Sexting scams and safety tips
First, what is sexting? Sexting is sharing explicit or intimate pictures and/or videos through messaging or other digital means.
Sexting, like any other form of sexual experience, is not ever 100% risk free. There ARE ways to reduce risk.
- Always get consent! Just like in the physical world, sexting requires consent. Make sure you have clear consent before taking/recording, sending, or sharing sexually explicit messages with someone.
- Ensuring your privacy is important. Some lower risk ways to sext include cropping out your face and any other distinguishing features (like birthmarks, tattoos, etc).
- Don’t include identifying information in photos – like your name, school, or location.
- Practice Clear communication and setting boundaries with the people you choose to sext. Talk about what you are or are not comfortable receiving, if/when the photos can be shared, and how photos should be safely stored or deleted.
Nationwide, there has been an increase in teenagers and young adults experiencing sextortion (threatening to publish or leak explicit sexual photos, videos and messages if the victim doesn’t send money) and other online scams. Please be mindful of the following sextortion red flags when interacting with people online.

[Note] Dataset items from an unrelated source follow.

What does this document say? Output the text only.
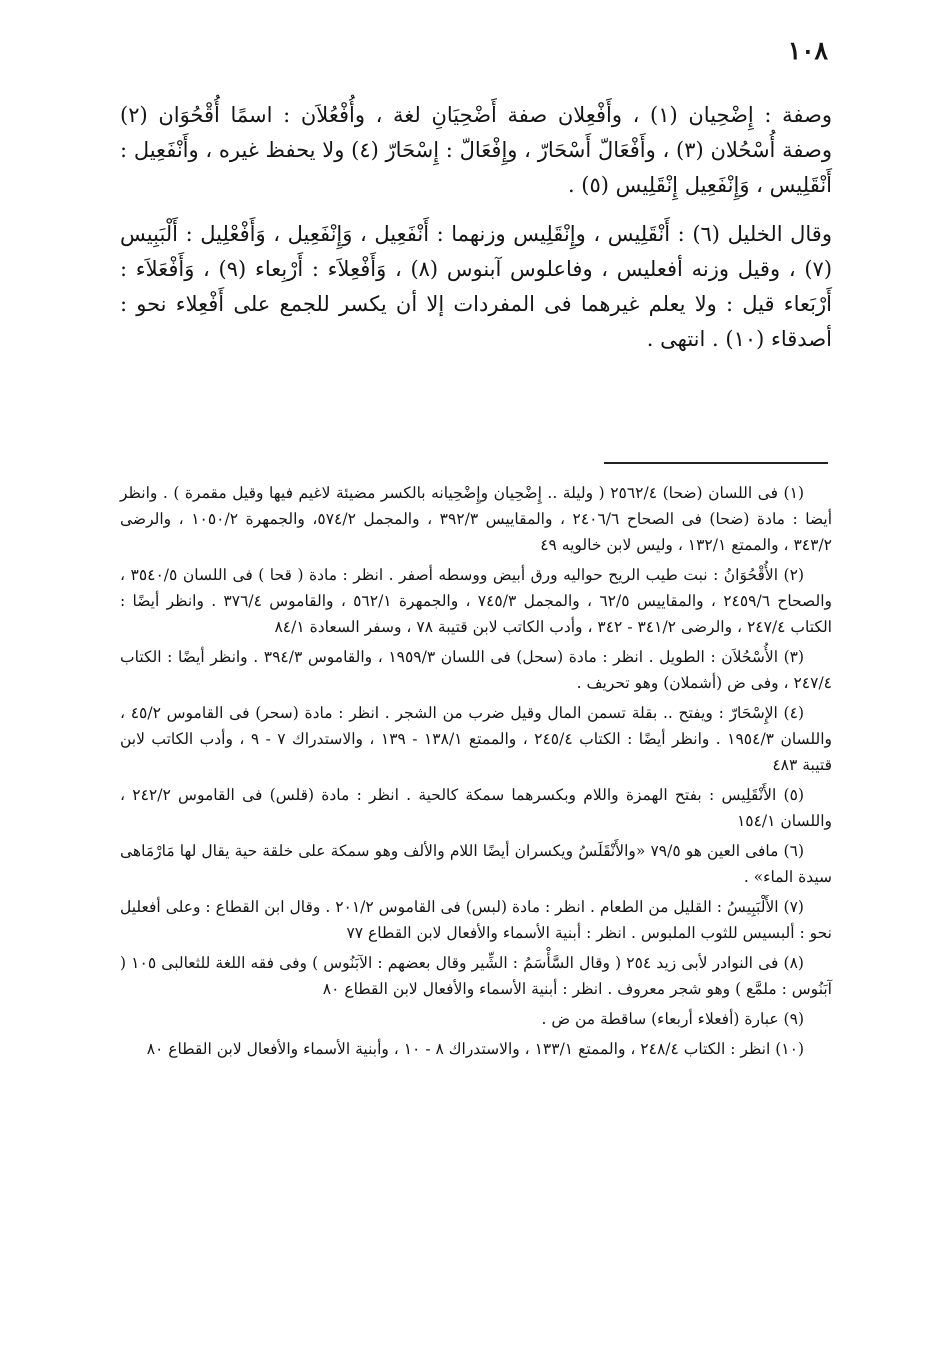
١٠٨

وصفة : إِضْحِيان (١) ، وأَفْعِلان صفة أَضْحِيَانِ لغة ، وأُفْعُلاَن : اسمًا أُقْحُوَان (٢) وصفة أُسْحُلان (٣) ، وأَفْعَالّ أَسْحَارّ ، وإِفْعَالّ : إِسْحَارّ (٤) ولا يحفظ غيره ، وأَنْفَعِيل : أَنْقَلِيس ، وَإِنْفَعِيل إِنْقَلِيس (٥) .

وقال الخليل (٦) : أَنْقَلِيس ، وإِنْقَلِيس وزنهما : أَنْفَعِيل ، وَإِنْفَعِيل ، وَأَفْعْلِيل : أَلْبَبِيس (٧) ، وقيل وزنه أفعليس ، وفاعلوس آبنوس (٨) ، وَأَفْعِلاَء : أَرْبِعاء (٩) ، وَأَفْعَلاَء : أَرْبَعاء قيل : ولا يعلم غيرهما فى المفردات إلا أن يكسر للجمع على أَفْعِلاء نحو : أصدقاء (١٠) . انتهى .

(١) فى اللسان (ضحا) ٢٥٦٢/٤ ( وليلة .. إِضْحِيان وإِضْحِيانه بالكسر مضيئة لاغيم فيها وقيل مقمرة ) . وانظر أيضا : مادة (ضحا) فى الصحاح ٢٤٠٦/٦ ، والمقاييس ٣٩٢/٣ ، والمجمل ٥٧٤/٢، والجمهرة ١٠٥٠/٢ ، والرضى ٣٤٣/٢ ، والممتع ١٣٢/١ ، وليس لابن خالويه ٤٩

(٢) الأُقْحُوَانُ : نبت طيب الريح حواليه ورق أبيض ووسطه أصفر . انظر : مادة ( قحا ) فى اللسان ٣٥٤٠/٥ ، والصحاح ٢٤٥٩/٦ ، والمقاييس ٦٢/٥ ، والمجمل ٧٤٥/٣ ، والجمهرة ٥٦٢/١ ، والقاموس ٣٧٦/٤ . وانظر أيضًا : الكتاب ٢٤٧/٤ ، والرضى ٣٤١/٢ - ٣٤٢ ، وأدب الكاتب لابن قتيبة ٧٨ ، وسفر السعادة ٨٤/١

(٣) الأُسْحُلاَن : الطويل . انظر : مادة (سحل) فى اللسان ١٩٥٩/٣ ، والقاموس ٣٩٤/٣ . وانظر أيضًا : الكتاب ٢٤٧/٤ ، وفى ض (أشملان) وهو تحريف .

(٤) الإِسْحَارّ : ويفتح .. بقلة تسمن المال وقيل ضرب من الشجر . انظر : مادة (سحر) فى القاموس ٤٥/٢ ، واللسان ١٩٥٤/٣ . وانظر أيضًا : الكتاب ٢٤٥/٤ ، والممتع ١٣٨/١ - ١٣٩ ، والاستدراك ٧ - ٩ ، وأدب الكاتب لابن قتيبة ٤٨٣

(٥) الأَنْقَلِيس : بفتح الهمزة واللام وبكسرهما سمكة كالحية . انظر : مادة (قلس) فى القاموس ٢٤٢/٢ ، واللسان ١٥٤/١

(٦) مافى العين هو ٧٩/٥ «والأَنْقَلَسُ ويكسران أيضًا اللام والألف وهو سمكة على خلقة حية يقال لها مَارْمَاهى سيدة الماء» .

(٧) الأَلْبَبِيسُ : القليل من الطعام . انظر : مادة (لبس) فى القاموس ٢٠١/٢ . وقال ابن القطاع : وعلى أفعليل نحو : ألبسيس للثوب الملبوس . انظر : أبنية الأسماء والأفعال لابن القطاع ٧٧

(٨) فى النوادر لأبى زيد ٢٥٤ ( وقال السَّأْسَمُ : الشِّير وقال بعضهم : الآبَنُوس ) وفى فقه اللغة للثعالبى ١٠٥ ( آبَنُوس : ملمَّع ) وهو شجر معروف . انظر : أبنية الأسماء والأفعال لابن القطاع ٨٠

(٩) عبارة (أفعلاء أربعاء) ساقطة من ض .

(١٠) انظر : الكتاب ٢٤٨/٤ ، والممتع ١٣٣/١ ، والاستدراك ٨ - ١٠ ، وأبنية الأسماء والأفعال لابن القطاع ٨٠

- Person does not have a working camera: The person you are talking to does not have a working camera, but they still want you to share yours.
- Fast-paced contact: The person contacts you immediately after they follow you and quickly tries to get you to send images or join a video call.
- Use of fear: The person you are talking to uses fear tactics to attempt to get you to pay them money.
- Low number of pictures: The person’s profile has only a few photos available.
- Numerous misspellings: The profile has common words misspelled.
- New profile: The profile is new and does not have a lot of followers/friends.